Judson Atkinson Candies, Inc. v. Kenray Associates, Inc.

Federal 7th Circuit Court
Civil Court
Settlement
Citation
Case Number: 
Nos. 12-1035 & 12-1036 Cons.
Decision Date: 
June 11, 2013
Federal District: 
S.D. Ind., New Albany Div.
Holding: 
Reversed and remanded
Dist. Ct. erred in denying plaintiff’s motion to set aside on grounds of fraudulent inducement covenant contained in settlement agreement not to execute judgment in plaintiff’s favor in exchange for defendant’s assignment of right to sue third-party in insurance claim dispute, where settlement contained integration clause. Under Indiana law, Dist. Ct. improperly believed that mere existence of integration clause required plaintiff to show fraudulent inducement with respect to integration clause, rather than fraudulent inducement with respect to agreement as whole, before plaintiff could use parol evidence to vary terms of settlement agreement. On remand, Dist. Ct. must consider evidence as to whether parties actually intended integration clause to prohibit Dist. Ct. from doing anything other than to enforce covenant as written.

Mays v. Springborn

Federal 7th Circuit Court
Civil Court
Jury Instruction
Citation
Case Number: 
No. 11-2218
Decision Date: 
June 11, 2013
Federal District: 
C.D. Ill.
Holding: 
Reversed and remanded
In section 1983 action alleging that defendants-prison officials subjected plaintiff-prisoner to improper public strip searches, Dist. Ct. committed plain error in submitting instruction that merely asked jury to determine whether defendants had valid penologic reason for conducting instant searches since said instruction did not require jury to determine whether manner in which searches were conducted were constitutional. Ct. also erred in giving instruction in plaintiff's retaliation claim that required plaintiff to prove that grievances filed by him were sole cause of defendants’ decision to conduct instant searches.
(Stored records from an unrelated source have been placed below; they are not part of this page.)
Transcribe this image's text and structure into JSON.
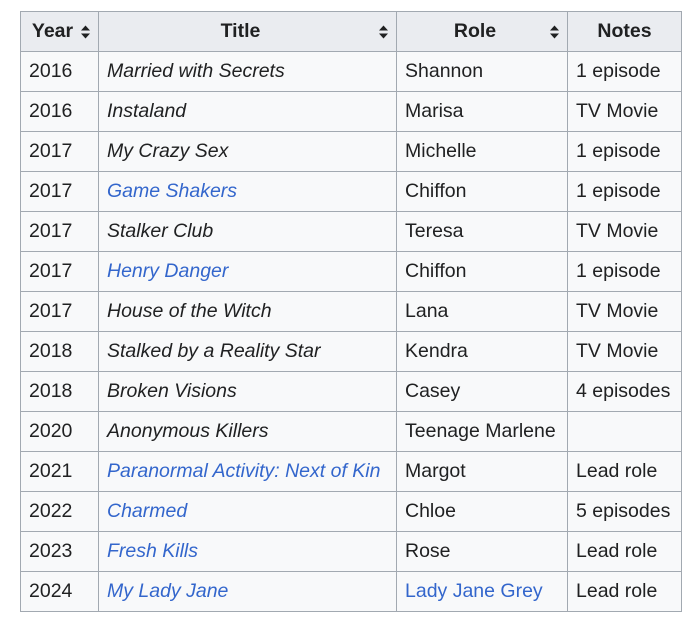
{
  "table": {
    "headers": {
      "year": "Year",
      "title": "Title",
      "role": "Role",
      "notes": "Notes"
    },
    "link_color": "#3366cc",
    "rows": [
      {
        "year": "2016",
        "title": "Married with Secrets",
        "title_link": false,
        "role": "Shannon",
        "role_link": false,
        "notes": "1 episode"
      },
      {
        "year": "2016",
        "title": "Instaland",
        "title_link": false,
        "role": "Marisa",
        "role_link": false,
        "notes": "TV Movie"
      },
      {
        "year": "2017",
        "title": "My Crazy Sex",
        "title_link": false,
        "role": "Michelle",
        "role_link": false,
        "notes": "1 episode"
      },
      {
        "year": "2017",
        "title": "Game Shakers",
        "title_link": true,
        "role": "Chiffon",
        "role_link": false,
        "notes": "1 episode"
      },
      {
        "year": "2017",
        "title": "Stalker Club",
        "title_link": false,
        "role": "Teresa",
        "role_link": false,
        "notes": "TV Movie"
      },
      {
        "year": "2017",
        "title": "Henry Danger",
        "title_link": true,
        "role": "Chiffon",
        "role_link": false,
        "notes": "1 episode"
      },
      {
        "year": "2017",
        "title": "House of the Witch",
        "title_link": false,
        "role": "Lana",
        "role_link": false,
        "notes": "TV Movie"
      },
      {
        "year": "2018",
        "title": "Stalked by a Reality Star",
        "title_link": false,
        "role": "Kendra",
        "role_link": false,
        "notes": "TV Movie"
      },
      {
        "year": "2018",
        "title": "Broken Visions",
        "title_link": false,
        "role": "Casey",
        "role_link": false,
        "notes": "4 episodes"
      },
      {
        "year": "2020",
        "title": "Anonymous Killers",
        "title_link": false,
        "role": "Teenage Marlene",
        "role_link": false,
        "notes": ""
      },
      {
        "year": "2021",
        "title": "Paranormal Activity: Next of Kin",
        "title_link": true,
        "role": "Margot",
        "role_link": false,
        "notes": "Lead role"
      },
      {
        "year": "2022",
        "title": "Charmed",
        "title_link": true,
        "role": "Chloe",
        "role_link": false,
        "notes": "5 episodes"
      },
      {
        "year": "2023",
        "title": "Fresh Kills",
        "title_link": true,
        "role": "Rose",
        "role_link": false,
        "notes": "Lead role"
      },
      {
        "year": "2024",
        "title": "My Lady Jane",
        "title_link": true,
        "role": "Lady Jane Grey",
        "role_link": true,
        "notes": "Lead role"
      }
    ]
  }
}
U.S. v. $196,969 U.S. Currency

Federal 7th Circuit Court
Civil Court
Forfeiture
Citation
Case Number: 
No. 12-3414
Decision Date: 
June 11, 2013
Federal District: 
S.D. Ind., Terre Haute Div.
Holding: 
Reversed and remanded
Dist. Ct. erred in instant civil forfeiture proceeding in striking claimant’s claim to $196,969 that had been seized from defendant’s home under circumstances where govt. had suspected that claimant was drug dealer, where Dist. Ct.’s order was based on claimant’s failure to fully comply with requirements set forth under 18 USC section 983(a)(3) and Supplemental Rule G(2) regarding how he had obtained possession of said cash. Claimant’s claim was verified, and govt. could not demand at initial stage of proceeding that claimant prove, beyond allegations made in claim itself, that he had standing to assert instant claim. On remand, Dist. Ct. is free to find that instant claim is frivolous if claimant persists in his contention that his mere occupancy of his home signifies rights of ownership of everything in his residence.
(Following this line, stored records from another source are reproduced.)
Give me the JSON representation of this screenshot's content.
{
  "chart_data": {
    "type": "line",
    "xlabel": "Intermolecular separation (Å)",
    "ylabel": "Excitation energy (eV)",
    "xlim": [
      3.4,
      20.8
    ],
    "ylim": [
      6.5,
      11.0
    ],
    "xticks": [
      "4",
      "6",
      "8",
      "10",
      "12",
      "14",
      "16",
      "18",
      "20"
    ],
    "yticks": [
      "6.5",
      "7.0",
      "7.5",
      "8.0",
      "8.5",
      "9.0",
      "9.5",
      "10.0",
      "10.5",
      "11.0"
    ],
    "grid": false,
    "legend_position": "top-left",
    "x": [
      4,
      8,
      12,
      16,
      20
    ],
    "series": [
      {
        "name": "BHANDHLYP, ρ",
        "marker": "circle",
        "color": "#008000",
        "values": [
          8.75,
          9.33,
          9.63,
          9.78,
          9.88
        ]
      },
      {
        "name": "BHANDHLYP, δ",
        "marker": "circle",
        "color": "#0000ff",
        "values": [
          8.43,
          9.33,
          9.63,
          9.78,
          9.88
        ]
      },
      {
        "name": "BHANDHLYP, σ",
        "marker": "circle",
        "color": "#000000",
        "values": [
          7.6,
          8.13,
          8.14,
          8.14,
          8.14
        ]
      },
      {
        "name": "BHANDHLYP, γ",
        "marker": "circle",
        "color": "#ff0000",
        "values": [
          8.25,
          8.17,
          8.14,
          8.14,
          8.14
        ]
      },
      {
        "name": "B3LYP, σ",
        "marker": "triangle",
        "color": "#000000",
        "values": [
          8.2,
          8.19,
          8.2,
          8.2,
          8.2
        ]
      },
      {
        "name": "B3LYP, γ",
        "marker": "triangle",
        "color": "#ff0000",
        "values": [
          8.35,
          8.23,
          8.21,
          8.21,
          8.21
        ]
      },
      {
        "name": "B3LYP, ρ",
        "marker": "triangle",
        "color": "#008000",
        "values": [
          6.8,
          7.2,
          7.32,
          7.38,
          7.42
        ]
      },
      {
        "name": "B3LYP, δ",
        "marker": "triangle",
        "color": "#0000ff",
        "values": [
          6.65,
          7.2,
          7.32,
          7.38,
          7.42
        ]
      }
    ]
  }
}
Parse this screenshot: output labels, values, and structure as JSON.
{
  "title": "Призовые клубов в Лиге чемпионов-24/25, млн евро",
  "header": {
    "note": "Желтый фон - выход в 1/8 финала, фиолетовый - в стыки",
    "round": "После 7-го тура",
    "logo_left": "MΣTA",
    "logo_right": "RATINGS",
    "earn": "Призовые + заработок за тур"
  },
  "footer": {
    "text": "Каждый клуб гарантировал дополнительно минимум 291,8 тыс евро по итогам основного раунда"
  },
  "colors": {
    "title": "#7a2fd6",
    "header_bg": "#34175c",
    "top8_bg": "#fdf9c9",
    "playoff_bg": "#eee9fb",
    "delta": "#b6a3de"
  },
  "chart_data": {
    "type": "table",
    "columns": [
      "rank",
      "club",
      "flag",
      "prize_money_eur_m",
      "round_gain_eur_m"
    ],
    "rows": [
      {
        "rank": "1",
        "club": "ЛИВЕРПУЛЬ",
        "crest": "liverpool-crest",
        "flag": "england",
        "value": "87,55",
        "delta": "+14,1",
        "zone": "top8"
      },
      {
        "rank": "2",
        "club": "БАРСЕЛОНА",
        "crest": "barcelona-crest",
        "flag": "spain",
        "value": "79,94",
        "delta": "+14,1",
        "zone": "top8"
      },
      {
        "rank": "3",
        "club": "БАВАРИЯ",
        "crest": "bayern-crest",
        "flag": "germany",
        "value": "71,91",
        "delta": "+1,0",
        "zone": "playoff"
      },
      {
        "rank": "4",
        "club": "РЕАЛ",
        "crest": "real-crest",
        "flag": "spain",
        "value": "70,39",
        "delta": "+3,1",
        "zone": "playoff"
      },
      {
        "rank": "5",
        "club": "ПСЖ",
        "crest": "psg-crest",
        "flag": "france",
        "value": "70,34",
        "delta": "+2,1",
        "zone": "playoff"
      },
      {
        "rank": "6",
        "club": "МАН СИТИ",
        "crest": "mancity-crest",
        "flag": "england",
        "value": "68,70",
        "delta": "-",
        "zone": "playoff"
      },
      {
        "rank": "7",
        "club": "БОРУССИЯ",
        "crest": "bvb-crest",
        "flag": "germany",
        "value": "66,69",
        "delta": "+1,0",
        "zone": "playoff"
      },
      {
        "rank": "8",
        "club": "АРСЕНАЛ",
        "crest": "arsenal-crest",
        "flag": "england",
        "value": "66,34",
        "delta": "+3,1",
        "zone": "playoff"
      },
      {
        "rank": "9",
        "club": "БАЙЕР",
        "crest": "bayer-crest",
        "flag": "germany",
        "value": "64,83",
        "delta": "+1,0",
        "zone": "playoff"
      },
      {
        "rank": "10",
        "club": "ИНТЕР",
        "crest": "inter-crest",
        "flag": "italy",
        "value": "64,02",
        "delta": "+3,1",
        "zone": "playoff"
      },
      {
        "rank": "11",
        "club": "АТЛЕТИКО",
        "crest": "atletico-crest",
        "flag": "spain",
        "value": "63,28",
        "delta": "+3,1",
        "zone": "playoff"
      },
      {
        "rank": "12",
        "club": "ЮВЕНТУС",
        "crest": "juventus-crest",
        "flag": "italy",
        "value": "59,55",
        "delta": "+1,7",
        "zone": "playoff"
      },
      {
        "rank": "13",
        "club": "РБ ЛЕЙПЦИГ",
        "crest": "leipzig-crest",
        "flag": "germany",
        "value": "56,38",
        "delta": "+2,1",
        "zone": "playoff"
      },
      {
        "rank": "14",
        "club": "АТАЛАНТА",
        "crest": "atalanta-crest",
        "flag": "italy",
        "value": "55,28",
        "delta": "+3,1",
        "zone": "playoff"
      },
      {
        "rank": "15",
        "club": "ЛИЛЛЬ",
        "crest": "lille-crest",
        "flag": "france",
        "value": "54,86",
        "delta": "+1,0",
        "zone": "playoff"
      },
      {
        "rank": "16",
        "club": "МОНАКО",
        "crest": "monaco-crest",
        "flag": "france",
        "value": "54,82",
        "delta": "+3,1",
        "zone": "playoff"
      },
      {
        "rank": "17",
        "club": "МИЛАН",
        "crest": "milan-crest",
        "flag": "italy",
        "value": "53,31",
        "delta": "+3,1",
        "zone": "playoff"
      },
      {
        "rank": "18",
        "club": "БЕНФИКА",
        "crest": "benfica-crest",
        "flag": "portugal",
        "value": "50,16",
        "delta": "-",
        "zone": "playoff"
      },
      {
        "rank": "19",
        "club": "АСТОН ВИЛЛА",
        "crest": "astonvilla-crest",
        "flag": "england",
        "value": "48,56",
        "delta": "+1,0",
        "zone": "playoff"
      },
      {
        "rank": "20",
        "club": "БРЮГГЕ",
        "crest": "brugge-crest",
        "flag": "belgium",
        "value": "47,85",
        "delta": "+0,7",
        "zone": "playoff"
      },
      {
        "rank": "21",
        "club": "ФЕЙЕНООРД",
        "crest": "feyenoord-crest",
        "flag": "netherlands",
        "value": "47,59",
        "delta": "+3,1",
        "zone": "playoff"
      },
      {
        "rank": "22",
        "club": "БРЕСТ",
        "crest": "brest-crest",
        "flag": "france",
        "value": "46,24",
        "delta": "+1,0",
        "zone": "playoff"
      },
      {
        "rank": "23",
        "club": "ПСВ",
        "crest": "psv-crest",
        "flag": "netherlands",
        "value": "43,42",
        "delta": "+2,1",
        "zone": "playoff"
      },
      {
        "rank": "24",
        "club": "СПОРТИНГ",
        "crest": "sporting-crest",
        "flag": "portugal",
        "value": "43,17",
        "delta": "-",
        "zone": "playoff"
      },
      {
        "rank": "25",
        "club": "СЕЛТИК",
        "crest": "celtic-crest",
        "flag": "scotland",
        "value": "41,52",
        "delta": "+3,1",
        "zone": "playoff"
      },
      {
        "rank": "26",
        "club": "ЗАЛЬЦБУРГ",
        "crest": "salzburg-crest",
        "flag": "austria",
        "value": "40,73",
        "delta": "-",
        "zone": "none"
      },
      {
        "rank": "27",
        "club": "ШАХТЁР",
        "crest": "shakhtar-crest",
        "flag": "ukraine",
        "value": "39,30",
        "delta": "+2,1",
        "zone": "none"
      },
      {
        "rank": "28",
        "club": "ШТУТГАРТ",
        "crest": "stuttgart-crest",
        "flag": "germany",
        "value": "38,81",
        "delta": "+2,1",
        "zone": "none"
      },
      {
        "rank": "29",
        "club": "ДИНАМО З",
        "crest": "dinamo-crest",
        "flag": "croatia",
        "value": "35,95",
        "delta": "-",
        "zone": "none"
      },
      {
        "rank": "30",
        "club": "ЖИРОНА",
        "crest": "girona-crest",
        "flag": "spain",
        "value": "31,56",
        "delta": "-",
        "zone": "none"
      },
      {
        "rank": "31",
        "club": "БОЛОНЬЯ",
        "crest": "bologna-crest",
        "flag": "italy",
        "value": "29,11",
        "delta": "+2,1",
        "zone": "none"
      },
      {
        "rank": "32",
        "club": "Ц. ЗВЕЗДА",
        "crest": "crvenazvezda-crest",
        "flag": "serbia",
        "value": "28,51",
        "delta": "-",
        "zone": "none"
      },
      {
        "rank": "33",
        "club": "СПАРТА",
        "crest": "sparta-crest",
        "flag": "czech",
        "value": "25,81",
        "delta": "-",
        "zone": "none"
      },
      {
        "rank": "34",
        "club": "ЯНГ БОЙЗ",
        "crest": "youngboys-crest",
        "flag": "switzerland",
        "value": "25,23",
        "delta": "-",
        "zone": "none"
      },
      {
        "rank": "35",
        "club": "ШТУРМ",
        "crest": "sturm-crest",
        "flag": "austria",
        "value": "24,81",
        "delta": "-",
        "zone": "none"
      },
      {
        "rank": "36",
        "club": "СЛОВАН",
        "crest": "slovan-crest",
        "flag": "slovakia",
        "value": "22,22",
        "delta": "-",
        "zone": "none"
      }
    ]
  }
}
U.S. v. Funds in the Amount of $574,840

Federal 7th Circuit Court
Civil Court
Forfeiture
Citation
Case Number: 
No. 12-3568
Decision Date: 
June 11, 2013
Federal District: 
N.D. Ill., E. Div.
Holding: 
Reversed and remanded
Dist. Ct. erred in denying claimant’s request to stay instant civil forfeiture proceeding that govt. had filed with respect of cash seized from claimants’ apartment that govt. had believed was related to drug activity. Stay should have been entered where claimants asserted that forfeiture proceeding would undermine their right not to incriminate themselves in pending criminal charges in which instant seizure had been successfully challenged. Moreover, Dist. Ct.’s issuance of protective order precluding govt. from disclosing claimants’ answers to interrogatories regarding ownership of seized cash was not suitable alternative to stay request. Dist. Ct. also erred in striking claimants’ claim, after noting that claimants had refused to answer certain interrogatories regarding source of seized cash, where Dist. Ct. improperly believed that claimants’ refusal to answer all interrogatories precluded them from establishing standing to pursue their claim.